Are you reading traditional Fairy Tales to your children ?
I have been working my way through so many picture books from the library with my boy over the last years, I thought it was time to get into some heavier reading now. A collection of Grimm’s Fairy Tales caught my eye with this beautiful cover :
Now I have been reading A LOT as a child, and – since I have grown up in the land of dark forests and unhappy princesses – of course, the Fairy Tales as collected by the Brothers Grimm were part of what instilled my interest for literature of all kinds. In the 70s in Germany, indeed, your parents had quite a choice : Very progressive stories of independent and strong kids that were smarter than the grownups were as much available as humoristic sexual education books or translations of foreign books for children, but the fairy tales were still around and read to children at bedtime.
Then came the 80s and I remember a discussion breaking out, whether it was pedagogically responsible to tell your children today those stories that partly had their origin in pre-Christian legends and tales. Some of them were basically more intended to deal with very grown up fears or problems, others were obviously thought up to drum lessons into children’s heads. It’s safe to say that the language and even objects sometimes need explanation, and certain professions or royal positions have come a bit out of date in our society.
Most of all though – they are full of evil people, death and gruesome details! Now I have already posted about my son’s curiosity of death and my very own problems with it. But many people ask : Is it really good for innocent children to get their head filled with those kind of horror stories ?
Say, a story where children are abandoned in the woods because the new wife of their father did not want to feed them, where an old women wants to eat them and the girl then has to burn her to free herself and her brother !? (I don’t need to name the title, you ALL know it) This is about as horrible as a child could imagine ( just think of all the patchwork families today!) how could they possible deal with it and not be traumatized for life – or at least end up with nightmares?
Well, because like generations before them, they understand the stories as they are intended : Fairy tales teach us about life. Although there are princesses and magic, talking animals and houses made out of gingerbread, they are not all roses and no thorns. Just like life is. There is good and evil, people have problems, there are the consequences of your actions, and the moral of it all is that it ends well for those who deserve it and bad for those who don’t. (And ideally, life is like that too, or let’s just say it is) I could also mention ‘stranger danger’ which is obviously still a message we all want to get across…

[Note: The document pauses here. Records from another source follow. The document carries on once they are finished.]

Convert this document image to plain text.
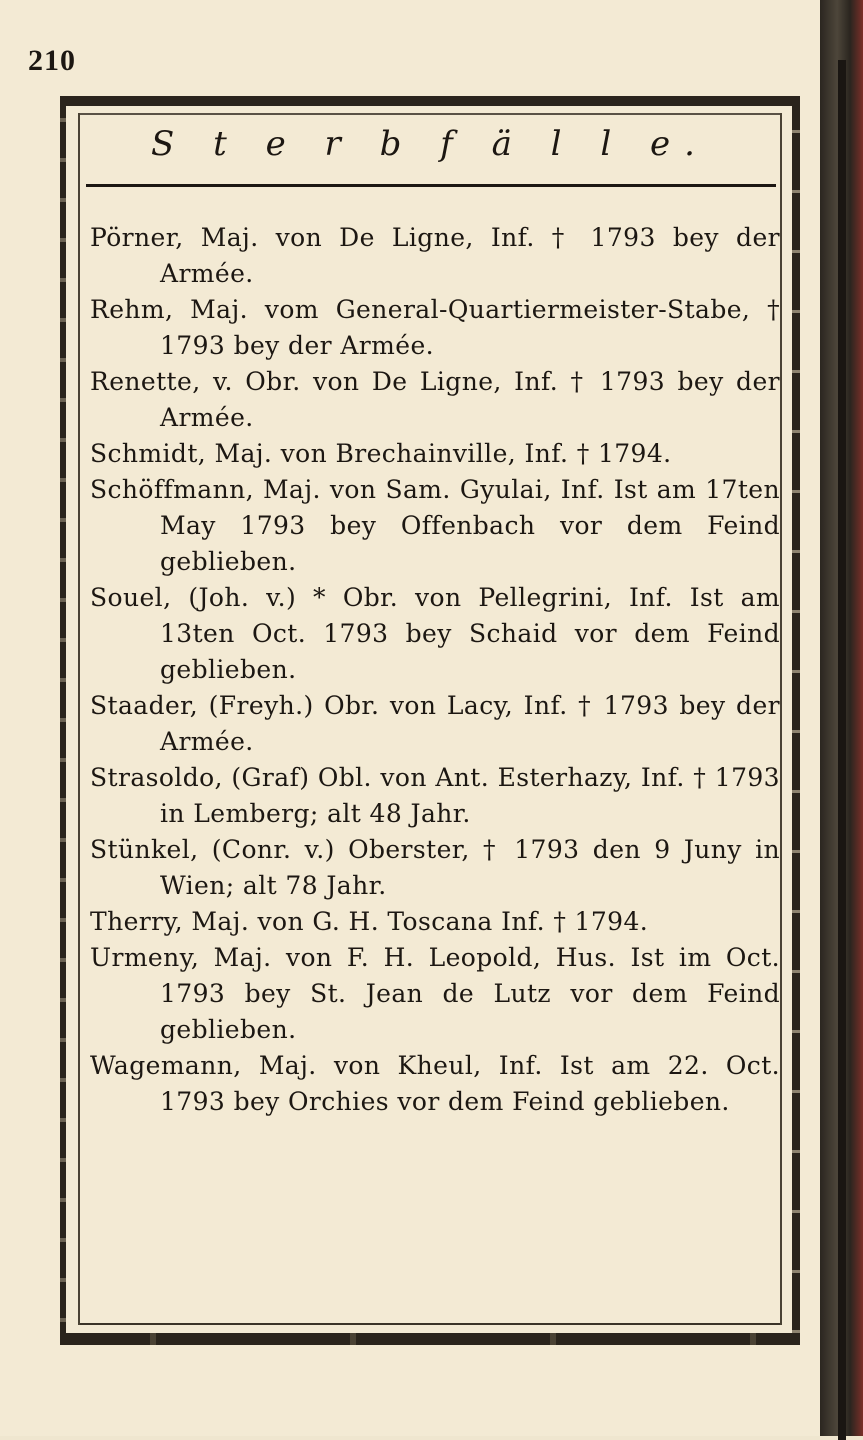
210
S t e r b f ä l l e.
Pörner, Maj. von De Ligne, Inf. † 1793 bey der Armée.
Rehm, Maj. vom General-Quartiermeister-Stabe, † 1793 bey der Armée.
Renette, v. Obr. von De Ligne, Inf. † 1793 bey der Armée.
Schmidt, Maj. von Brechainville, Inf. † 1794.
Schöffmann, Maj. von Sam. Gyulai, Inf. Ist am 17ten May 1793 bey Offenbach vor dem Feind geblieben.
Souel, (Joh. v.) * Obr. von Pellegrini, Inf. Ist am 13ten Oct. 1793 bey Schaid vor dem Feind geblieben.
Staader, (Freyh.) Obr. von Lacy, Inf. † 1793 bey der Armée.
Strasoldo, (Graf) Obl. von Ant. Esterhazy, Inf. † 1793 in Lemberg; alt 48 Jahr.
Stünkel, (Conr. v.) Oberster, † 1793 den 9 Juny in Wien; alt 78 Jahr.
Therry, Maj. von G. H. Toscana Inf. † 1794.
Urmeny, Maj. von F. H. Leopold, Hus. Ist im Oct. 1793 bey St. Jean de Lutz vor dem Feind geblieben.
Wagemann, Maj. von Kheul, Inf. Ist am 22. Oct. 1793 bey Orchies vor dem Feind geblieben.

Admittedly, I was a bit taken aback when I read some of the stories of the book those where the titles did not immediately ring a bell with me (and the English translation is sometimes a bit vague to be honest). The story “The Girl With No Hands” had me hesitate sometimes while I read (about the father cutting off his daughter’s hands for starters, then it gets sort of worse!). But my son urged me to go on. He was genuinely interested and while his face was serious and concerned he did not seem as horrified as me.
In the end, as you would have guessed, it all turns out alright, the poor millers daughter and the king live “happily ever after”. Like so many other heroes of classic fairy tales, though, they go basically through hell (in the version of the book, the devil was indeed involved, so I told my son it’s some other ‘bad person’). But of course, they are reunited in love, even the hands grow back and my son went to sleep with the feeling that there is order in this world. And happy endings.
At almost 5, Tornado still gets scared when a G-rated movie has a scene where the screen gets darker and the music laden with suspense. Still, I have not, so far, noticed anything that makes me think I am giving my son more than the thrill of a complex mystical story with a strong message of morals when I read him a Fairy Tale.
The discussion about the good or bad of Fairy Tales is ongoing, from what I see, and maybe it depends on the individual sensitivity of a child (or yours!) whether or not you want to ‘go classic’. But I think reading or telling Fairy Tales is still part of our culture (definitively of mine) and these stories should have their place in our children’s life as much as Dora and the Wiggles or the happy monsters from ‘Yo Gabba Gabba!’ and all the other modern heroes that come in loud colours and with happy, giggly songs.
I’d love to read what experiences you have made or had yourself with classic ‘gruesome’ Fairy Tales and if there is any in particular that you recommend…or not, because you still dream about it.